Why Market Mapping Should Come Before the Job Advert

A job advert is often treated as the natural starting point for hiring.

For many roles, that approach works.

For leadership, specialist, and hard-to-fill positions, however, it is often too early.

The common mistake is assuming that because a role exists, the market for it also exists.

A vacancy is approved. The advert is published. Applications arrive slowly, and after several weeks the organisation begins asking why the quality of candidates is not meeting expectations.

By then, valuable time has already been lost, and the market may have formed its first impression of the opportunity.

A job advert tells you who is looking.

Market mapping tells you whether your hiring strategy is realistic.

That distinction is critical.

Market mapping gives organisations a clear understanding of the talent landscape before making public commitments. It answers important questions such as:

  • Who actually exists in the market?
  • Where are the strongest candidates currently working?
  • What level of compensation are they likely to expect?
  • Are they actively seeking new opportunities, passively open to conversations, or unlikely to respond to a job advert?
  • Which adjacent industries or sectors could provide stronger candidates than the obvious competitor list?

These questions become even more important when a role is confidential, highly specialised, strategically significant, or still being refined.

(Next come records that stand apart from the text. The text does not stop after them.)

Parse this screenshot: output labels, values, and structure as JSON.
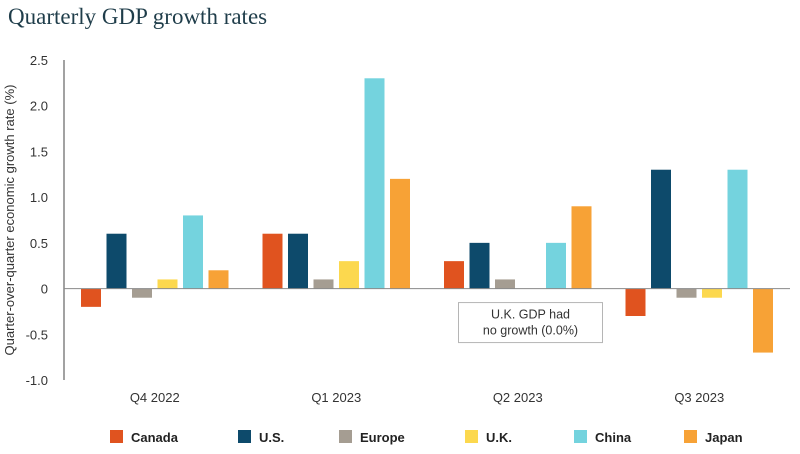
{
  "chart_data": {
    "type": "bar",
    "title": "Quarterly GDP growth rates",
    "ylabel": "Quarter-over-quarter economic growth rate (%)",
    "xlabel": "",
    "ylim": [
      -1.0,
      2.5
    ],
    "yticks": [
      2.5,
      2.0,
      1.5,
      1.0,
      0.5,
      0,
      -0.5,
      -1.0
    ],
    "ytick_labels": [
      "2.5",
      "2.0",
      "1.5",
      "1.0",
      "0.5",
      "0",
      "-0.5",
      "-1.0"
    ],
    "categories": [
      "Q4 2022",
      "Q1 2023",
      "Q2 2023",
      "Q3 2023"
    ],
    "series": [
      {
        "name": "Canada",
        "color": "#e0531f",
        "values": [
          -0.2,
          0.6,
          0.3,
          -0.3
        ]
      },
      {
        "name": "U.S.",
        "color": "#0d4a6b",
        "values": [
          0.6,
          0.6,
          0.5,
          1.3
        ]
      },
      {
        "name": "Europe",
        "color": "#a59d92",
        "values": [
          -0.1,
          0.1,
          0.1,
          -0.1
        ]
      },
      {
        "name": "U.K.",
        "color": "#fcd84e",
        "values": [
          0.1,
          0.3,
          0.0,
          -0.1
        ]
      },
      {
        "name": "China",
        "color": "#74d3de",
        "values": [
          0.8,
          2.3,
          0.5,
          1.3
        ]
      },
      {
        "name": "Japan",
        "color": "#f7a236",
        "values": [
          0.2,
          1.2,
          0.9,
          -0.7
        ]
      }
    ],
    "annotation": {
      "lines": [
        "U.K. GDP had",
        "no growth (0.0%)"
      ],
      "category": "Q2 2023",
      "series": "U.K."
    },
    "legend": "bottom",
    "grid": false
  }
}
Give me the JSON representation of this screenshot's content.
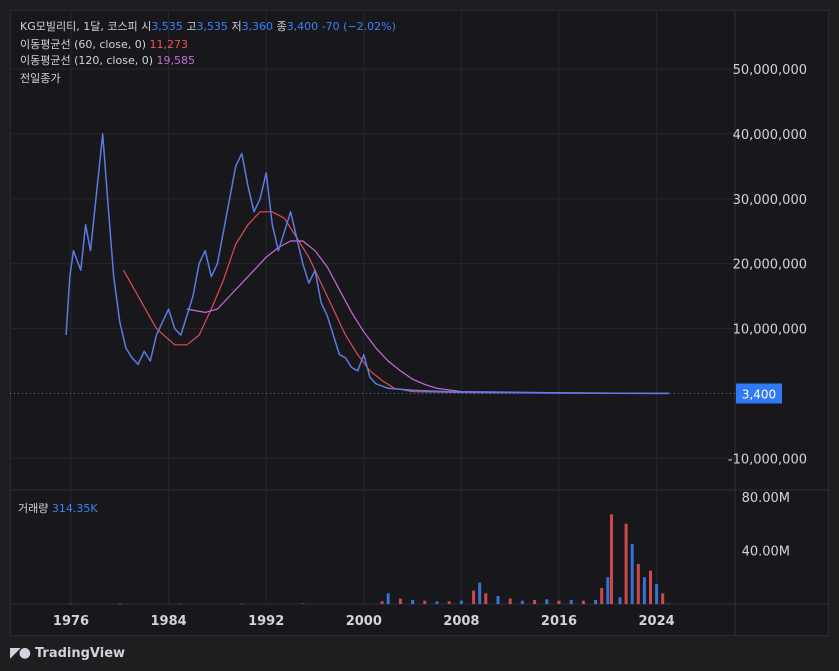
{
  "legend": {
    "symbol": "KG모빌리티, 1달, 코스피",
    "open_label": "시",
    "open": "3,535",
    "high_label": "고",
    "high": "3,535",
    "low_label": "저",
    "low": "3,360",
    "close_label": "종",
    "close": "3,400",
    "change": "-70 (−2.02%)",
    "ma60_label": "이동평균선 (60, close, 0)",
    "ma60_value": "11,273",
    "ma120_label": "이동평균선 (120, close, 0)",
    "ma120_value": "19,585",
    "prev_close_label": "전일종가"
  },
  "volume_legend": {
    "label": "거래량",
    "value": "314.35K"
  },
  "brand": {
    "name": "TradingView"
  },
  "colors": {
    "up": "#3b82f6",
    "down": "#ef5350",
    "ma60": "#e24a57",
    "ma120": "#c86bd8",
    "price_tag": "#3179f5",
    "grid": "#26272e",
    "text": "#d1d4dc"
  },
  "chart_data": [
    {
      "type": "line",
      "title": "KG모빌리티, 1달, 코스피",
      "xlabel": "",
      "ylabel": "",
      "x_ticks": [
        "1976",
        "1984",
        "1992",
        "2000",
        "2008",
        "2016",
        "2024"
      ],
      "y_ticks": [
        "50,000,000",
        "40,000,000",
        "30,000,000",
        "20,000,000",
        "10,000,000",
        "-10,000,000"
      ],
      "ylim": [
        -15000000,
        57000000
      ],
      "last_price_tag": "3,400",
      "last_price": 3400,
      "series": [
        {
          "name": "이동평균선 (60, close, 0)",
          "color": "#e24a57",
          "points": [
            [
              1980.3,
              19000000
            ],
            [
              1981.5,
              15000000
            ],
            [
              1983,
              10000000
            ],
            [
              1984.5,
              7500000
            ],
            [
              1985.5,
              7500000
            ],
            [
              1986.5,
              9000000
            ],
            [
              1987.5,
              13000000
            ],
            [
              1988.5,
              17500000
            ],
            [
              1989.5,
              23000000
            ],
            [
              1990.5,
              26000000
            ],
            [
              1991.5,
              28000000
            ],
            [
              1992.5,
              28000000
            ],
            [
              1993.5,
              27000000
            ],
            [
              1994.5,
              24000000
            ],
            [
              1995.5,
              21000000
            ],
            [
              1996.5,
              17000000
            ],
            [
              1997.5,
              13000000
            ],
            [
              1998.5,
              9000000
            ],
            [
              1999.5,
              6000000
            ],
            [
              2000.5,
              3500000
            ],
            [
              2001.5,
              2000000
            ],
            [
              2002.5,
              800000
            ],
            [
              2004,
              300000
            ],
            [
              2008,
              150000
            ],
            [
              2016,
              80000
            ],
            [
              2025,
              11273
            ]
          ]
        },
        {
          "name": "이동평균선 (120, close, 0)",
          "color": "#c86bd8",
          "points": [
            [
              1985.5,
              13000000
            ],
            [
              1987,
              12500000
            ],
            [
              1988,
              13000000
            ],
            [
              1989,
              15000000
            ],
            [
              1990,
              17000000
            ],
            [
              1991,
              19000000
            ],
            [
              1992,
              21000000
            ],
            [
              1993,
              22500000
            ],
            [
              1994,
              23500000
            ],
            [
              1995,
              23500000
            ],
            [
              1996,
              22000000
            ],
            [
              1997,
              19500000
            ],
            [
              1998,
              16000000
            ],
            [
              1999,
              12500000
            ],
            [
              2000,
              9500000
            ],
            [
              2001,
              7000000
            ],
            [
              2002,
              5000000
            ],
            [
              2003,
              3500000
            ],
            [
              2004,
              2200000
            ],
            [
              2005,
              1400000
            ],
            [
              2006,
              800000
            ],
            [
              2008,
              300000
            ],
            [
              2016,
              120000
            ],
            [
              2025,
              19585
            ]
          ]
        },
        {
          "name": "",
          "color": "#5b7be0",
          "points": [
            [
              1975.6,
              9000000
            ],
            [
              1975.9,
              18000000
            ],
            [
              1976.2,
              22000000
            ],
            [
              1976.8,
              19000000
            ],
            [
              1977.2,
              26000000
            ],
            [
              1977.6,
              22000000
            ],
            [
              1978.1,
              31000000
            ],
            [
              1978.6,
              40000000
            ],
            [
              1979.0,
              30000000
            ],
            [
              1979.5,
              18000000
            ],
            [
              1980.0,
              11000000
            ],
            [
              1980.5,
              7000000
            ],
            [
              1981.0,
              5500000
            ],
            [
              1981.5,
              4500000
            ],
            [
              1982.0,
              6500000
            ],
            [
              1982.5,
              5000000
            ],
            [
              1983.0,
              9000000
            ],
            [
              1983.5,
              11000000
            ],
            [
              1984.0,
              13000000
            ],
            [
              1984.5,
              10000000
            ],
            [
              1985.0,
              9000000
            ],
            [
              1985.5,
              12000000
            ],
            [
              1986.0,
              15000000
            ],
            [
              1986.5,
              20000000
            ],
            [
              1987.0,
              22000000
            ],
            [
              1987.5,
              18000000
            ],
            [
              1988.0,
              20000000
            ],
            [
              1988.5,
              25000000
            ],
            [
              1989.0,
              30000000
            ],
            [
              1989.5,
              35000000
            ],
            [
              1990.0,
              37000000
            ],
            [
              1990.5,
              32000000
            ],
            [
              1991.0,
              28000000
            ],
            [
              1991.5,
              30000000
            ],
            [
              1992.0,
              34000000
            ],
            [
              1992.5,
              26000000
            ],
            [
              1993.0,
              22000000
            ],
            [
              1993.5,
              25000000
            ],
            [
              1994.0,
              28000000
            ],
            [
              1994.5,
              24000000
            ],
            [
              1995.0,
              20000000
            ],
            [
              1995.5,
              17000000
            ],
            [
              1996.0,
              19000000
            ],
            [
              1996.5,
              14000000
            ],
            [
              1997.0,
              12000000
            ],
            [
              1997.5,
              9000000
            ],
            [
              1998.0,
              6000000
            ],
            [
              1998.5,
              5500000
            ],
            [
              1999.0,
              4000000
            ],
            [
              1999.5,
              3500000
            ],
            [
              2000.0,
              6000000
            ],
            [
              2000.5,
              2500000
            ],
            [
              2001.0,
              1500000
            ],
            [
              2002.0,
              800000
            ],
            [
              2004,
              500000
            ],
            [
              2008,
              200000
            ],
            [
              2016,
              80000
            ],
            [
              2025,
              3400
            ]
          ]
        }
      ]
    },
    {
      "type": "bar",
      "title": "거래량",
      "y_ticks": [
        "80.00M",
        "40.00M"
      ],
      "ylim": [
        0,
        80000000
      ],
      "last_value": "314.35K",
      "x": [
        1976,
        1980,
        1985,
        1990,
        1995,
        2001.5,
        2002,
        2003,
        2004,
        2005,
        2006,
        2007,
        2008,
        2009,
        2009.5,
        2010,
        2011,
        2012,
        2013,
        2014,
        2015,
        2016,
        2017,
        2018,
        2019,
        2019.5,
        2020,
        2020.3,
        2021,
        2021.5,
        2022,
        2022.5,
        2023,
        2023.5,
        2024,
        2024.5,
        2025
      ],
      "values": [
        300000,
        400000,
        300000,
        300000,
        400000,
        2000000,
        8000000,
        4000000,
        3000000,
        2500000,
        2000000,
        2000000,
        2500000,
        10000000,
        16000000,
        8000000,
        6000000,
        4000000,
        2500000,
        3000000,
        3500000,
        2500000,
        3000000,
        2500000,
        3000000,
        12000000,
        20000000,
        67000000,
        5000000,
        60000000,
        45000000,
        30000000,
        20000000,
        25000000,
        15000000,
        8000000,
        314350
      ]
    }
  ]
}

A thorough market map can validate that the hiring brief is achievable.

It can also reveal that the proposed job title, salary, location, reporting structure, or experience requirements are narrowing the available talent pool far more than expected. In many cases, it highlights a simple reality: the strongest candidates are unlikely to apply to an advertisement at all.

That insight changes the quality of the hiring conversation.

Instead of relying on assumptions, leaders can make decisions based on evidence. Stakeholders gain a clearer understanding of the trade-offs available. Guesswork is reduced, and organisations are less likely to blame the candidate market when the real issue is the route taken to reach it.

Market mapping also plays an important role in improving representation and widening access to talent.

When traditional networks are limited, it helps identify broader talent pools, adjacent industries, and alternative career paths that might otherwise be overlooked. It moves the search beyond familiar names, predictable profiles, and recycled shortlists.

The strongest hiring processes do not begin with activity.

They begin with understanding.

Before asking the market to respond, organisations should first understand what the market can realistically offer.

A job advert asks:

“Who is applying?”

Market mapping asks:

“Who should we be speaking to?”

For business-critical hiring, that is often the more valuable question to ask first.